Evaluatie van de samenwerking met betrekking tot de Wzd heeft een aantal leerpunten opgeleverd

De voorbereiding en implementatie van de uitvoering van de Wzd was in de samenwerking tussen het CIZ en het ministerie van VWS (de directie langdurige zorg) als opdrachtgever atypisch en best lastig. De lengte van het

voorafgaande wetstraject, de vele onduidelijkheden in de vertaling van wet naar de uitvoeringspraktijk, en de benodigde samenwerking met voor het CIZ nieuwe samenwerkingspartners zoals het Openbaar Ministerie en de rechtspraak maakten dit voor beide partijen tot een lastig dossier. Het CIZ en het projectteam Wzd van het ministerie van VWS zijn hier de afgelopen twee jaar veelvuldig inhoudelijk over in gesprek geweest. In het kader van deze lerende evaluatie hebben we een reflectiebijeenkomst gehouden waarin het gesprek op relatie en proces is gevoerd. Dit leverde nuttige leerpunten op. Voor dit soort trajecten is het nodig om samen op alle niveaus wet en regels te vertalen naar de uitvoering en oplossingen te zoeken voor knelpunten. Voor het CIZ waren de randvoorwaarden om hun taak in de Wzd goed uit te voeren, gevoelsmatig niet goed genoeg ingevuld en VWS kon hier ook niet altijd in helpen. Een gedeelde les uit de bijeenkomst was dan ook dat wederzijds vertrouwen en een goede werkrelatie belangrijke randvoorwaarden zijn.

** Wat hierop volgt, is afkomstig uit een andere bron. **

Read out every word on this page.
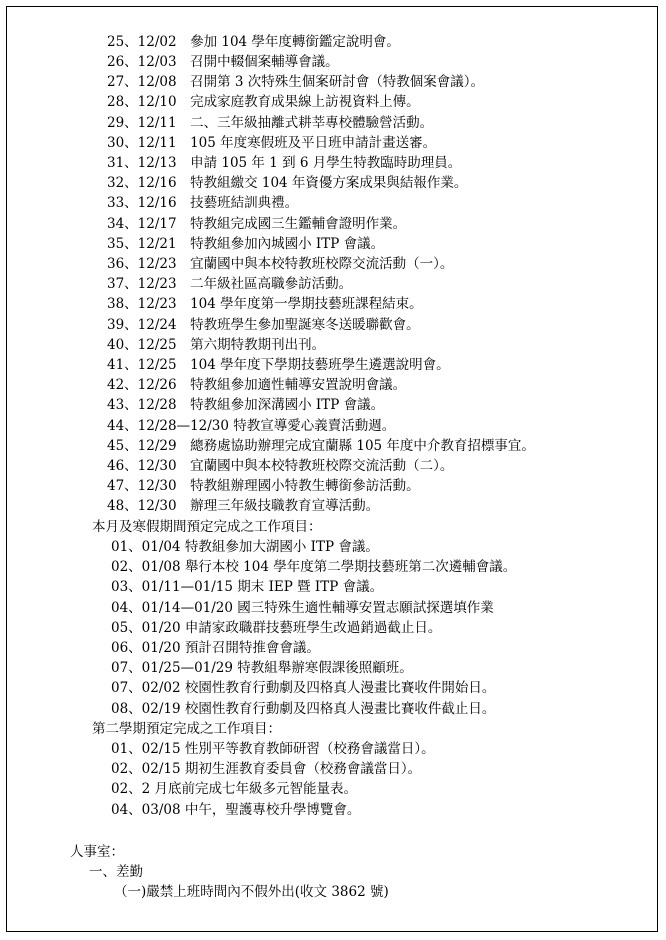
25、12/02　參加 104 學年度轉銜鑑定說明會。
26、12/03　召開中輟個案輔導會議。
27、12/08　召開第 3 次特殊生個案研討會（特教個案會議）。
28、12/10　完成家庭教育成果線上訪視資料上傳。
29、12/11　二、三年級抽離式耕莘專校體驗營活動。
30、12/11　105 年度寒假班及平日班申請計畫送審。
31、12/13　申請 105 年 1 到 6 月學生特教臨時助理員。
32、12/16　特教組繳交 104 年資優方案成果與結報作業。
33、12/16　技藝班結訓典禮。
34、12/17　特教組完成國三生鑑輔會證明作業。
35、12/21　特教組參加內城國小 ITP 會議。
36、12/23　宜蘭國中與本校特教班校際交流活動（一）。
37、12/23　二年級社區高職參訪活動。
38、12/23　104 學年度第一學期技藝班課程結束。
39、12/24　特教班學生參加聖誕寒冬送暖聯歡會。
40、12/25　第六期特教期刊出刊。
41、12/25　104 學年度下學期技藝班學生遴選說明會。
42、12/26　特教組參加適性輔導安置說明會議。
43、12/28　特教組參加深溝國小 ITP 會議。
44、12/28—12/30 特教宣導愛心義賣活動週。
45、12/29　總務處協助辦理完成宜蘭縣 105 年度中介教育招標事宜。
46、12/30　宜蘭國中與本校特教班校際交流活動（二）。
47、12/30　特教組辦理國小特教生轉銜參訪活動。
48、12/30　辦理三年級技職教育宣導活動。
本月及寒假期間預定完成之工作項目：
01、01/04 特教組參加大湖國小 ITP 會議。
02、01/08 舉行本校 104 學年度第二學期技藝班第二次遴輔會議。
03、01/11—01/15 期末 IEP 暨 ITP 會議。
04、01/14—01/20 國三特殊生適性輔導安置志願試探選填作業
05、01/20 申請家政職群技藝班學生改過銷過截止日。
06、01/20 預計召開特推會會議。
07、01/25—01/29 特教組舉辦寒假課後照顧班。
07、02/02 校園性教育行動劇及四格真人漫畫比賽收件開始日。
08、02/19 校園性教育行動劇及四格真人漫畫比賽收件截止日。
第二學期預定完成之工作項目：
01、02/15 性別平等教育教師研習（校務會議當日）。
02、02/15 期初生涯教育委員會（校務會議當日）。
02、2 月底前完成七年級多元智能量表。
04、03/08 中午，聖護專校升學博覽會。
人事室：
一、差勤
（一)嚴禁上班時間內不假外出(收文 3862 號)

Verdieping in de ander is hiervoor van groot belang. Door elkaars context te (leren) kennen krijg je ook zicht op elkaars (on)mogelijkheden en komen gezamenlijke oplossingen ook beter in zicht. Zo kan er meer onderling begrip en gezamenlijkheid ontstaan en worden de onderlinge verwachtingen duidelijker.

Uit deze lerende evaluatie komt een aantal verbetersuggesties naar voren voor het CIZ

Uit deze lerende evaluatie blijkt dat een aantal bevindingen aanleiding geeft om op te pakken binnen het CIZ. Het eerste punt is het investeren in specifieke deskundigheid met betrekking tot bepaalde doelgroepen. Als tweede suggestie komt het belang van relatiebeheer met aanbieders aan de orde. Warme relaties met de aanbieders dragen bij aan het gebruikmaken van de ervaring en kennis van betrokken behandelaars in het onderzoeken en beoordelen. Bovendien dragen zij bij aan begrip voor de te maken keuzes door het CIZ in de onderzoeks- en beoordelingsfase. Over en weer wordt de aanwezige expertise dan beter benut. De derde suggestie betreft het analyseren van grote hoeveelheid data (‘big data’) binnen het CIZ om daarmee differentiatie in de behandeling van aanvragen mogelijk te maken. Dit zou in eerste instantie gericht moeten zijn op verbetering van de kwaliteit en kan in het verlengde ook winst in termen van doelmatigheid opleveren. Ook kan het CIZ andere ketenpartners met de inzichten uit deze data nog meer van dienst zijn. De vierde suggestie betreft het verder doorontwikkelen van de operationeel zelfstandige teams en om een aantal taken (zoals het plannen van huisbezoeken) of bepaalde expertise meer specifiek te beleggen (taakdifferentiatie). Ten slotte pleiten we voor het continueren van de inzet op leren (in en tussen teams, tussen regio’s, tussen medisch adviseurs en beoordelaars/onderzoekers) en het benutten van de ruimte in de regels om maatwerk te leveren waar nodig (onder andere in de werkgroep domeinsamenwerking).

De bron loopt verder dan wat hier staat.